Kriya Yoga is non-sectarian. Its simple technique causes no hardship, requires no austerities, and suits aspiring householders as well as monks. From the principles of Karma Yoga, Kriya Yoga teaches that all action, kri, is done by the indwelling soul, ya. Continuous awareness of the power of the indwelling soul can transform all activity into worship. Awareness that the soul must inhale every breath leads to mind control and liberation.

The Kriya technique emphasizes the relationship between breath and mind. The breath influences the mind and vice-versa. This reciprocal relationship reveals the secret of controlling the mind: "Breath control is self-control. Breath mastery is self-mastery. Breathlessness is deathlessness." The breathless state of samadhi is the realization of the Absolute.

Direct Transmission From Teacher to Student

Kriya Yoga is a golden opportunity to reach higher states of consciousness and change your life, by developing the body, mind, intellect, and awareness of the soul. It is a quick and easy path. Kriya Yoga techniques are passed down from master to disciple, master to aspirant, teacher to student.

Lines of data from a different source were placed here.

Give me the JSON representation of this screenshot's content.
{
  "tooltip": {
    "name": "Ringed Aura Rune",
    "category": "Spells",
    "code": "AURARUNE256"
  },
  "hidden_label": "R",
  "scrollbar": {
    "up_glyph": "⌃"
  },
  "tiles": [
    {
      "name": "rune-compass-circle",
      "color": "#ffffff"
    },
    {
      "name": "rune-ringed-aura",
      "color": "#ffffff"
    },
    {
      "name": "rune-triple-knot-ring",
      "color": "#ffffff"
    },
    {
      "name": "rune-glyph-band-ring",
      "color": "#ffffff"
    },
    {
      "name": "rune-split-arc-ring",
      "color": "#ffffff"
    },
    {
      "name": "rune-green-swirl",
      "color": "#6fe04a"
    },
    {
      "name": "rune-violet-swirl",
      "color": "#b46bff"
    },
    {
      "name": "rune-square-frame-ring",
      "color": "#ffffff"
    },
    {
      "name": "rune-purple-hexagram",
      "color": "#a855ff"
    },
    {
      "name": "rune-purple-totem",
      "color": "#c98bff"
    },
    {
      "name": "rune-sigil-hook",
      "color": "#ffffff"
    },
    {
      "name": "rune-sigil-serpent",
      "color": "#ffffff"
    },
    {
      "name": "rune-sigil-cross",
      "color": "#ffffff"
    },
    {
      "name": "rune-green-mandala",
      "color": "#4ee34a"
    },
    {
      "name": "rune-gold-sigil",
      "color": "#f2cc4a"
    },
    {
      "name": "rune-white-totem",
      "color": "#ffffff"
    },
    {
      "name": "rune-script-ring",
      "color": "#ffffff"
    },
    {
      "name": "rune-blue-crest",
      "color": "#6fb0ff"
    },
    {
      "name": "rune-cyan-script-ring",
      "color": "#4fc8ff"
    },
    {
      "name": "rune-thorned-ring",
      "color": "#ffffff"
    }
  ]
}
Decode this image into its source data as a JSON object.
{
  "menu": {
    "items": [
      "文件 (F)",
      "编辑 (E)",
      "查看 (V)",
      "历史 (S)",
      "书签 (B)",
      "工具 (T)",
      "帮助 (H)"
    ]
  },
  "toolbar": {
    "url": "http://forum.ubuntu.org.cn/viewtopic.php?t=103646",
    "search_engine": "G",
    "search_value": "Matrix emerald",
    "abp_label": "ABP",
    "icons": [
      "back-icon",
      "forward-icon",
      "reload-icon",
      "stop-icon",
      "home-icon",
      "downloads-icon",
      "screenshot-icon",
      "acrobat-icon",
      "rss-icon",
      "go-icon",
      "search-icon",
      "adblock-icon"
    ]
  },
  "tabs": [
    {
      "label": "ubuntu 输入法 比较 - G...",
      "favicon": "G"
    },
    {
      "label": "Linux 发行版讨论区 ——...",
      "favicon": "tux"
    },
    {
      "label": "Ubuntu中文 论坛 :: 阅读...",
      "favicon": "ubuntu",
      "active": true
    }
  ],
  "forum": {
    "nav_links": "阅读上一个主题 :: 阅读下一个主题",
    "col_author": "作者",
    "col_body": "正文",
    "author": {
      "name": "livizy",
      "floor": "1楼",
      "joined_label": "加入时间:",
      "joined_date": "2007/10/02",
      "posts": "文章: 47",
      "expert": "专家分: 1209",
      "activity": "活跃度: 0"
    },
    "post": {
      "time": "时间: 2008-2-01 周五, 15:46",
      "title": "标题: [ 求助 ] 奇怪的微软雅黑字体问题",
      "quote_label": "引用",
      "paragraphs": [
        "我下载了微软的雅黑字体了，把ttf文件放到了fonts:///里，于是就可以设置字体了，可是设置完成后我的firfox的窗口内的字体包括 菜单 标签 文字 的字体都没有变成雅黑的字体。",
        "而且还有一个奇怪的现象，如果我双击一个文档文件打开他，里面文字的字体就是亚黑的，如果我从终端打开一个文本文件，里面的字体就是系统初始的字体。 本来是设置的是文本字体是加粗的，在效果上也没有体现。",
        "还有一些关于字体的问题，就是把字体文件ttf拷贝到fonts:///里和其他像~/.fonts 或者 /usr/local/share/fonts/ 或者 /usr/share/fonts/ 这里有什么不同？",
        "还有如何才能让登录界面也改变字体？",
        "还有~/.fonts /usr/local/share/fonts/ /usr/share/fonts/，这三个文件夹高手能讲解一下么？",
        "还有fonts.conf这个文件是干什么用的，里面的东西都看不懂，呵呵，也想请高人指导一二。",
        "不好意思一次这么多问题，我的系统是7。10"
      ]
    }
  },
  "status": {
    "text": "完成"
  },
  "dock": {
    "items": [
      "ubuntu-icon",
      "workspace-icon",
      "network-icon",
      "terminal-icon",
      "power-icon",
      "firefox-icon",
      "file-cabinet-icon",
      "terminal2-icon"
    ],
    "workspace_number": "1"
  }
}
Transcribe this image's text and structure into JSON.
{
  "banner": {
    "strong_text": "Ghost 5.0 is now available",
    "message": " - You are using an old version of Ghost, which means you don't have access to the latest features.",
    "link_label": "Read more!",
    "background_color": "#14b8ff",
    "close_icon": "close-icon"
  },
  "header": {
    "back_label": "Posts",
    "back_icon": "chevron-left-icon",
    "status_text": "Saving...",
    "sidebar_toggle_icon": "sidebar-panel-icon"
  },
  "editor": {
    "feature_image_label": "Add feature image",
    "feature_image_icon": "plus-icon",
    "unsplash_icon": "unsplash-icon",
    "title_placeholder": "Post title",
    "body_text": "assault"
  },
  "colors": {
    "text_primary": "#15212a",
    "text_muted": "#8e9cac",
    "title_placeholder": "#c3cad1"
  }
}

No written document records when the ancient tradition of Kriya Yoga began. This spiritual technique has been practiced by saints, seers, and sages from time immemorial. The rishis (seers) of the Upanishads, Shri Krishna in the Bhagavad Gita, Maharshi Patanjali in his Yoga Sutra, and many other masters of yoga practiced and taught this scientific method through the ages. Kriya Yoga is a powerful tool to be used by seekers of all religions in order to hasten spiritual development. Adi Shankara in the Viveka Chudamani described three things that are very rare in this world: to have a human birth, to have desire for liberation, and to have the company of a great soul and realized master.

Technique Origins

In modern times, in 1861, an elusive and mysterious master, Mahavatar Babaji, re-introduced the ancient Kriya technique to the general public through his able disciple, Shri Shyamacharan Lahiri, a pious householder. Lahiri Mahasaya, as he was popularly known, had many realized disciples. Foremost among them were Swami Shriyukteshwar Giri, who was well versed in the scriptures of both the East and West, and who attained the highest state of realization, and Shrimat Bhupendranath Sanyal Mahasaya, a householder yogi most noted for his metaphorical interpretation of the Bhagavad Gita in the light of Kriya Yoga. Among the many disciples of Swami Shriyukteshwar were Paramahamsa Yogananda, author of Autobiography of a Yogi, and Swami Satyananda Giri, who was the president of Karar Ashram until 1971, which had been founded by Swami Shriyukteshwar in 1903. Paramahamsa Hariharananda, who was president of Karar Ashram from 1971 as well as the president of the Kriya Yoga international organizations he founded, was also a direct disciple of Swami Shriyukteshwar. Both Paramahamsa Yogananda and Paramahamsa Hariharananda were Self-realized and instrumental in spreading the teachings of Kriya Yoga around the world.

Until the time of his mortal transition into spirit, December 3, 2002, at the age of 95 (1907-2002), Paramahamsa Hariharananda oversaw each student’s spiritual development. Lovingly called “Baba” by thousands of disciples and students around the world, his divine love and compassion remain unparalleled.